I agree with you, networking is a great thing when you attend a school. But then again why is this unique to VFS? If you attended no school at all or went to a different school with a different set of industry professionals, you are still networking. if you had a good reel and went to a Siggraph job fair, wouldn’t you still be putting yourself in front of the right people?

Look at networking from an international students perspective which you say makes up the majority of students at VFS. Let’s assume he / she is from the US. They go to Canada, work really hard for that one year to come out with a reel that is good enough for an entry level job. Do you really think networking to be the biggest factor in landing him/her the first job? The 3-4 american students you have per class isn’t big enough of a network to land you a job back home especially when they too are looking out for their first gig. But even if you manage to find someone who could recommend you back home, unless its a very small shop, recruitment does not work that way. Each studio have their own procedures for recruitment. To me personally, the real networking only starts when you start a job.

There is a large amount of applicants from all over the world and the competition is high. VFS is constantly expanding to meet demand and currently has an extremely high percentage of foreign enrolment.

Unless things have changed dramatically, VFS like most other private schools, is not at all competitive to get in. Seems like a very biased opinion, Jason. The admissions standards at all of these private schools are a joke and no where near the same standards as used by schools like filmakadamie or Gobelins. I was able to secure this admission that you say one should feel “privileged” with less than a days work doing some really bad drawings in Flash.

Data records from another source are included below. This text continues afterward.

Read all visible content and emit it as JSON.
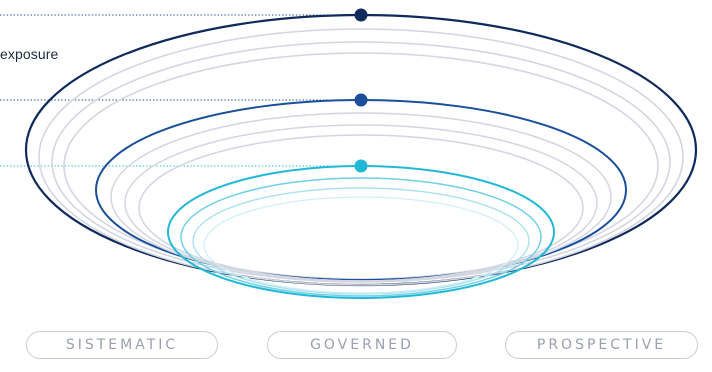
{
  "label": "exposure",
  "pills": [
    "SISTEMATIC",
    "GOVERNED",
    "PROSPECTIVE"
  ],
  "colors": {
    "outer": "#0f2a5c",
    "middle": "#1a4f9c",
    "inner": "#21b8d8",
    "grey_ring": "#d3d6e0",
    "dotted_outer": "#2a4f8f",
    "dotted_middle": "#1a4f9c",
    "dotted_inner": "#21b8d8",
    "label_text": "#1f2a44",
    "pill_border": "#c9ccd6",
    "pill_text": "#9aa0ad"
  }
}
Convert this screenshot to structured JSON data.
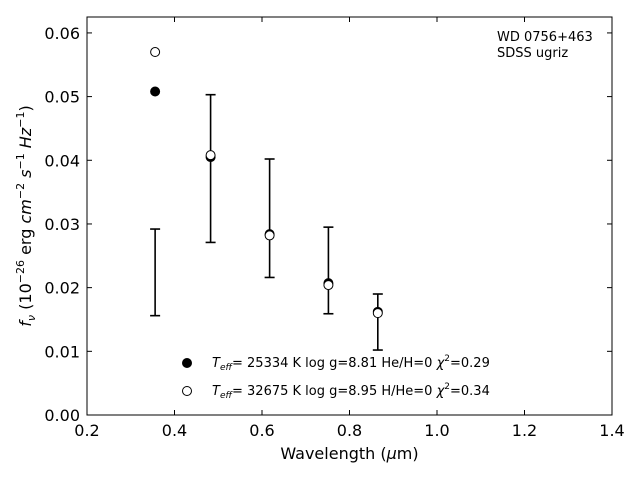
{
  "chart_data": {
    "type": "scatter",
    "title": "",
    "xlabel": {
      "pre": "Wavelength (",
      "mu": "μ",
      "post": "m)"
    },
    "ylabel": {
      "f": "f",
      "nu": "ν",
      "a": " (10",
      "e1": "−26",
      "b": " erg ",
      "cm": "cm",
      "e2": "−2",
      "s": " s",
      "e3": "−1",
      "hz": " Hz",
      "e4": "−1",
      "c": ")"
    },
    "xlim": [
      0.2,
      1.4
    ],
    "ylim": [
      0.0,
      0.0625
    ],
    "xticks": [
      "0.2",
      "0.4",
      "0.6",
      "0.8",
      "1.0",
      "1.2",
      "1.4"
    ],
    "yticks": [
      "0.00",
      "0.01",
      "0.02",
      "0.03",
      "0.04",
      "0.05",
      "0.06"
    ],
    "annotation": [
      "WD 0756+463",
      "SDSS ugriz"
    ],
    "observed": {
      "x": [
        0.3557,
        0.4825,
        0.6174,
        0.7518,
        0.8647
      ],
      "y": [
        0.0224,
        0.0387,
        0.0309,
        0.0227,
        0.0146
      ],
      "yerr": [
        0.0068,
        0.0116,
        0.0093,
        0.0068,
        0.0044
      ]
    },
    "series": [
      {
        "marker": "filled",
        "x": [
          0.3557,
          0.4825,
          0.6174,
          0.7518,
          0.8647
        ],
        "y": [
          0.0508,
          0.0405,
          0.0284,
          0.0207,
          0.0162
        ]
      },
      {
        "marker": "open",
        "x": [
          0.3557,
          0.4825,
          0.6174,
          0.7518,
          0.8647
        ],
        "y": [
          0.057,
          0.0408,
          0.0282,
          0.0204,
          0.016
        ]
      }
    ],
    "legend": [
      {
        "T": "T",
        "eff": "eff",
        "text": "= 25334 K  log g=8.81  He/H=0  ",
        "chi": "χ",
        "two": "2",
        "val": "=0.29"
      },
      {
        "T": "T",
        "eff": "eff",
        "text": "= 32675 K  log g=8.95  H/He=0  ",
        "chi": "χ",
        "two": "2",
        "val": "=0.34"
      }
    ],
    "legend_position": "lower center",
    "grid": false
  }
}
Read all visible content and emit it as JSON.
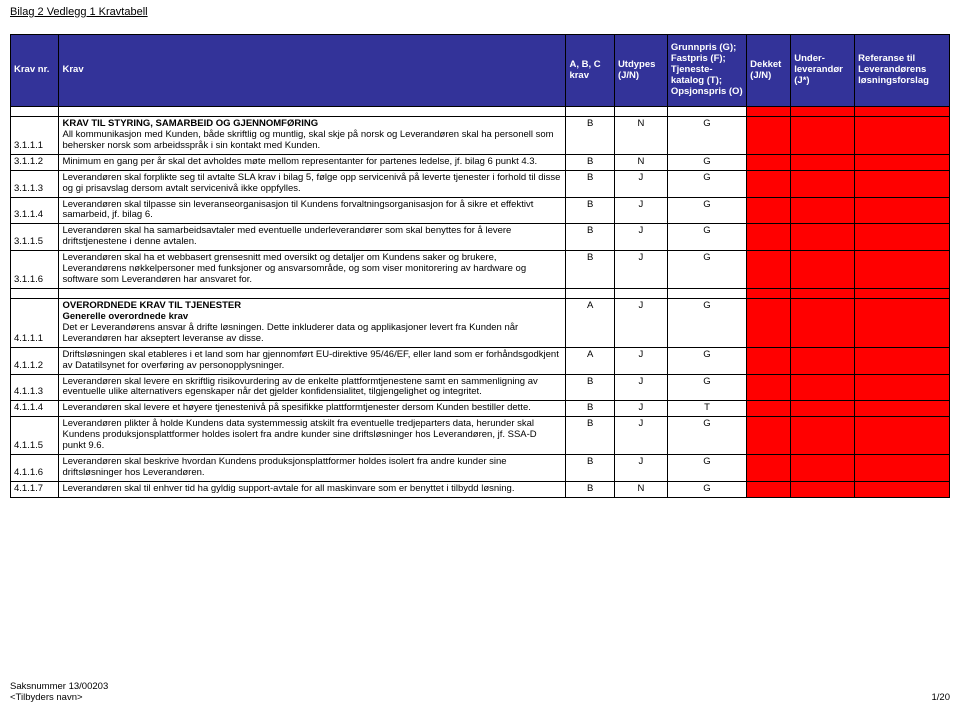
{
  "doc_title": "Bilag 2 Vedlegg 1 Kravtabell",
  "headers": {
    "nr": "Krav nr.",
    "krav": "Krav",
    "abc": "A, B, C krav",
    "utdypes": "Utdypes (J/N)",
    "gfto": "Grunnpris (G); Fastpris (F); Tjeneste-katalog (T); Opsjonspris (O)",
    "dekket": "Dekket (J/N)",
    "underlev": "Under-leverandør (J*)",
    "referanse": "Referanse til Leverandørens løsningsforslag"
  },
  "section1_title": "KRAV TIL STYRING, SAMARBEID OG GJENNOMFØRING",
  "section2_title": "OVERORDNEDE KRAV TIL TJENESTER",
  "section2_sub": "Generelle overordnede krav",
  "rows1": [
    {
      "nr": "3.1.1.1",
      "text": "All kommunikasjon med Kunden, både skriftlig og muntlig, skal skje på norsk og Leverandøren skal ha personell som behersker norsk som arbeidsspråk i sin kontakt med Kunden.",
      "abc": "B",
      "ut": "N",
      "g": "G"
    },
    {
      "nr": "3.1.1.2",
      "text": "Minimum en gang per år skal det avholdes møte mellom representanter for partenes ledelse, jf. bilag 6 punkt 4.3.",
      "abc": "B",
      "ut": "N",
      "g": "G"
    },
    {
      "nr": "3.1.1.3",
      "text": "Leverandøren skal forplikte seg til avtalte SLA krav i bilag 5, følge opp servicenivå på leverte tjenester i forhold til disse og gi prisavslag dersom avtalt servicenivå ikke oppfylles.",
      "abc": "B",
      "ut": "J",
      "g": "G"
    },
    {
      "nr": "3.1.1.4",
      "text": "Leverandøren skal tilpasse sin leveranseorganisasjon til Kundens forvaltningsorganisasjon for å sikre et effektivt samarbeid, jf. bilag 6.",
      "abc": "B",
      "ut": "J",
      "g": "G"
    },
    {
      "nr": "3.1.1.5",
      "text": "Leverandøren skal ha samarbeidsavtaler med eventuelle underleverandører som skal benyttes for å levere driftstjenestene i denne avtalen.",
      "abc": "B",
      "ut": "J",
      "g": "G"
    },
    {
      "nr": "3.1.1.6",
      "text": "Leverandøren skal ha et webbasert grensesnitt med oversikt og detaljer om Kundens saker og brukere, Leverandørens nøkkelpersoner med funksjoner og ansvarsområde, og som viser monitorering av hardware og software som Leverandøren har ansvaret for.",
      "abc": "B",
      "ut": "J",
      "g": "G"
    }
  ],
  "rows2": [
    {
      "nr": "4.1.1.1",
      "text": "Det er Leverandørens ansvar å drifte løsningen. Dette inkluderer data og applikasjoner levert fra Kunden når Leverandøren har akseptert leveranse av disse.",
      "abc": "A",
      "ut": "J",
      "g": "G"
    },
    {
      "nr": "4.1.1.2",
      "text": "Driftsløsningen skal etableres i et land som har gjennomført EU-direktive 95/46/EF, eller land som er forhåndsgodkjent av Datatilsynet for overføring av personopplysninger.",
      "abc": "A",
      "ut": "J",
      "g": "G"
    },
    {
      "nr": "4.1.1.3",
      "text": "Leverandøren skal levere en skriftlig risikovurdering av de enkelte plattformtjenestene samt en sammenligning av eventuelle ulike alternativers egenskaper når det gjelder konfidensialitet, tilgjengelighet og integritet.",
      "abc": "B",
      "ut": "J",
      "g": "G"
    },
    {
      "nr": "4.1.1.4",
      "text": "Leverandøren skal levere et høyere tjenestenivå på spesifikke plattformtjenester dersom Kunden bestiller dette.",
      "abc": "B",
      "ut": "J",
      "g": "T"
    },
    {
      "nr": "4.1.1.5",
      "text": "Leverandøren plikter å holde Kundens data systemmessig atskilt fra eventuelle tredjeparters data, herunder skal Kundens produksjonsplattformer holdes isolert fra andre kunder sine driftsløsninger hos Leverandøren, jf. SSA-D punkt 9.6.",
      "abc": "B",
      "ut": "J",
      "g": "G"
    },
    {
      "nr": "4.1.1.6",
      "text": "Leverandøren skal beskrive hvordan Kundens produksjonsplattformer holdes isolert fra andre kunder sine driftsløsninger hos Leverandøren.",
      "abc": "B",
      "ut": "J",
      "g": "G"
    },
    {
      "nr": "4.1.1.7",
      "text": "Leverandøren skal til enhver tid ha gyldig support-avtale for all maskinvare som er benyttet i tilbydd løsning.",
      "abc": "B",
      "ut": "N",
      "g": "G"
    }
  ],
  "footer": {
    "saksnr": "Saksnummer 13/00203",
    "tilbyder": "<Tilbyders navn>",
    "page": "1/20"
  },
  "colors": {
    "header_bg": "#333399",
    "header_fg": "#ffffff",
    "red": "#ff0000"
  }
}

Again, I stand by my previous statement. One year is just not enough time if you are a beginner. Regardless of where you go … But at the end of the day, you should do what you want to do! :wink:

serenatheanimator is a name I’ve used for websites for a few years, but recently I’ve been wanting to do 3D modelling for environments instead. I’ve looked into Animation Mentor but I don’t think it’s my top choice

I just looked at your Cgtalk portfolio, and I don’t say this to offend you, but I think you need more time to develop to get anything out of a one year program like VFS. If you are determined to go there, then I would advice you to start working hard right away before you go there in 2016.

I started out in a similar position as you, and although I had a bad experience at VFS, I did work hard to eventually end up working at places that I always wanted to work! I did no networking either to get that first big job. Here is my linked in profile: I hope this gives you some kind of motivation :slight_smile:

Having said that, if you haven’t made up your mind yet, I’d advice you to look at longer route options like SCAD/USC/Brigham young in the US or Bournemouth / Hertfordshire in the UK.

Any school/uni you can think of from MIT to some random college, there will always be people who has had good and bad experiences. I am one of those people who had a bad experience and to me the education made no difference in my career. But, I am sure you can go through all of the positive and negative aspects of VFS and decide if it is right for you.

And if this helps you at all, none of the job interviews I’ve had asked me anything about my education! And I’ve worked at some good studios:) It really doesn’t matter where you go to school or if you’ve been at all.